Yeni sistem, ekonomi ve teröre yapılan saldırılarla daha güçlü mücadele etmemizi, Türkiye'nin büyüme hızının katlanarak artmasını sağlayacaktır.
* Bu sistem diktatörlük doğurur mu? Yani bütün yetkiler bir kişide mi toplanır?
Asla...2019'dan itibaren Başbakanlık makamı kalkacağı için, Cumhurbaşkanı, Başbakan'ın da yetkilerini üstlenmektedir.
Yasama ve yargı güçlendirilmekte, yasama, yargı ve yürütme kesin çizgilerle ayrılıp birbirlerini denetlemektedir. Bu da, gerçek iktidarın, millet olduğu bir sistem demektir. Milletin seçip, yetki verdiği kişiler bu yetkilerini artık vesayet kurumlarıyla paylaşamayacaktır.
Bu sistemle, Cumhurbaşkanı 5 yılda bir ve en fazla 2 kez seçilebilmektedir.
* Cumhurbaşkanı istediği gibi hareket edip, istediği kanunu çıkarabilecek mi?
Hayır...Parlamenter sistemde Başbakan ve Bakanlar Kurulu'na verilen kanun hükmünde kararname yetkisi şimdi Cumhurbaşkanına verilecektir.. Cumhurbaşkanı her konuda kararname çıkaramayacaktır.
* Cumhurbaşkanı hiçbir şekilde yargılanamayacak mı?
Böyle bir durum sözkonusu değil.
Aksine mevcut sistemde, Cumhurbaşkanı yargılanamamaktadır.
Anayasa değişikliğiyle Cumhurbaşkanına yargı yolu açılmakta, yargı yolunu açmak mevcut sisteme göre daha da kolaylaşmaktadır.
* TBMM'nin yetkileri azalacak mı?
Tam tersine, yeni sistemle, TBMM, daha da güçlenmektedir.
Hükümetin vesayetinden kurtulan, bürokratların hazırlayıp, bakanların sunduğu tasarılar değil de bizzat vekillerin hazırladığı "teklif" dönemi başlamaktadır.
* Cumhurbaşkanının, Meclis'i fesih yetkisi nasıl olacak?

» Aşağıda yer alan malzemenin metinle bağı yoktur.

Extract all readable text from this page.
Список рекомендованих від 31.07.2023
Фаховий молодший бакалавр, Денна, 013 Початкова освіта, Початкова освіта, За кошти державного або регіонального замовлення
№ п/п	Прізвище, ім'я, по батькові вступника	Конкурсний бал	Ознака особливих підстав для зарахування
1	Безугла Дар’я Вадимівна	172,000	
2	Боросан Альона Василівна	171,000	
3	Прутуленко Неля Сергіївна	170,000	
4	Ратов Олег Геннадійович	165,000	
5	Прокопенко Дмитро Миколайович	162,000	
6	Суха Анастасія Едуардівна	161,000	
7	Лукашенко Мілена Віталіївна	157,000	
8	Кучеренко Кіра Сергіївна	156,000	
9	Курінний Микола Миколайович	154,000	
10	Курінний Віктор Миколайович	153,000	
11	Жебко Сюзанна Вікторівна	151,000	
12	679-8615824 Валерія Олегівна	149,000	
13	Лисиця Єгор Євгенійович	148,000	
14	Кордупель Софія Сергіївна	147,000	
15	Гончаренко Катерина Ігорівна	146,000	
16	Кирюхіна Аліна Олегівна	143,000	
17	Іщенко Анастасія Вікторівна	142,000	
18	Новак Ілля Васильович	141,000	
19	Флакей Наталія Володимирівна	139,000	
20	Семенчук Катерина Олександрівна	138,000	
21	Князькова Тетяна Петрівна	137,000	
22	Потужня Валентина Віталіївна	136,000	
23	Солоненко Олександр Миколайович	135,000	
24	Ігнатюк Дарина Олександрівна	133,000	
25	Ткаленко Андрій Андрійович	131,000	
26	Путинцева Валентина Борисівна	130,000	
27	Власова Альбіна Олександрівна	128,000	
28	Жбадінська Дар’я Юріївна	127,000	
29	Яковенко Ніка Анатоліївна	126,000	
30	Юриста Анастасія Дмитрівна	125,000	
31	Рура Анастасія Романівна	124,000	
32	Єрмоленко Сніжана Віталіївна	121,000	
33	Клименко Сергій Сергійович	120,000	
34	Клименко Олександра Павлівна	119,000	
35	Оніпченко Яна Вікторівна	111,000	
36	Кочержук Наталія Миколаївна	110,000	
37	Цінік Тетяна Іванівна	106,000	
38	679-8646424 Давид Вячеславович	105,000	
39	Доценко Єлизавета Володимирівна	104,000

Cumhurbaşkanı ve TBMM karşılıklı olarak seçimleri yenileme hakkına sahip olacaktır.Yetki her iki tarafta da olacak,bir taraf seçim kararı alırsa,diğer tarafta seçim kararı almış olacaktır.
Seçimler, birlikte yenilenecektir.
* Milletvekilleri önem kaybedecek mi? Bakanlara ulaşmak çok mu zor olacak?
Bilakis; Milletvekilleri daha da güçlenecektir.
Hiçbir şekilde unutulmamalıdır ki; AK Parti her zaman için seçilmişleri, atanmışlardan üstün tutmuştur. Atanmış bakanlar, seçilmiş milletvekillerinin emrinde olacaktır.
Cumhurbaşkanı ve milletvekilleri için, bakanlar ve bürokratların değil, milletin sözü geçerli olacaktır.
* 18 yaşındaki bir genç, Milletvekilliği yapabilir mi?
Bugüne kadar, 18 yaşında ki gençlerimizin iradelerine güvenerek, seçme hakkını onlara verebilmişsek, seçilme hakkını da vermemiz gerekmektedir. Bu sistem sosyal bir temsildir ve sosyal temsilin en canlı örneği gençlerdir.
15 Temmuz günü hiç düşünmeden, bedenlerini tankların önüne seren o gençlerin kararlarına güvenilmeyecektir de, kime güvenilecektir?
O gençlere güvendiğimizi, inandığımızı ve yanlarında olduğumuzu göstermek için, teşvik noktasında daha özgüvenli gençler için,18 yaşındaki gençlerimize seçilme hakkı verilmesi, doğru bir karardır.
15 Temmuz'da nasıl bir bilinçle demokrasiye sahip çıkan bu milletin,16 Nisan'da da aynı bilinçle geleceğine sahip çıkacağından şüphe yoktur.
Yapılacak şey, vatanseverliğin tezahürü için, Türk milletinin birlik ve beraberliği için,güven ve istikrarla Türkiye'nin aydınlık bir geleceğe yürümesi için gönül rahatlığıyla " EVET " demektir...
İşte bu kadar. Bu güzel açıklamaların için teşekkürler canım. Yolun açık olsun.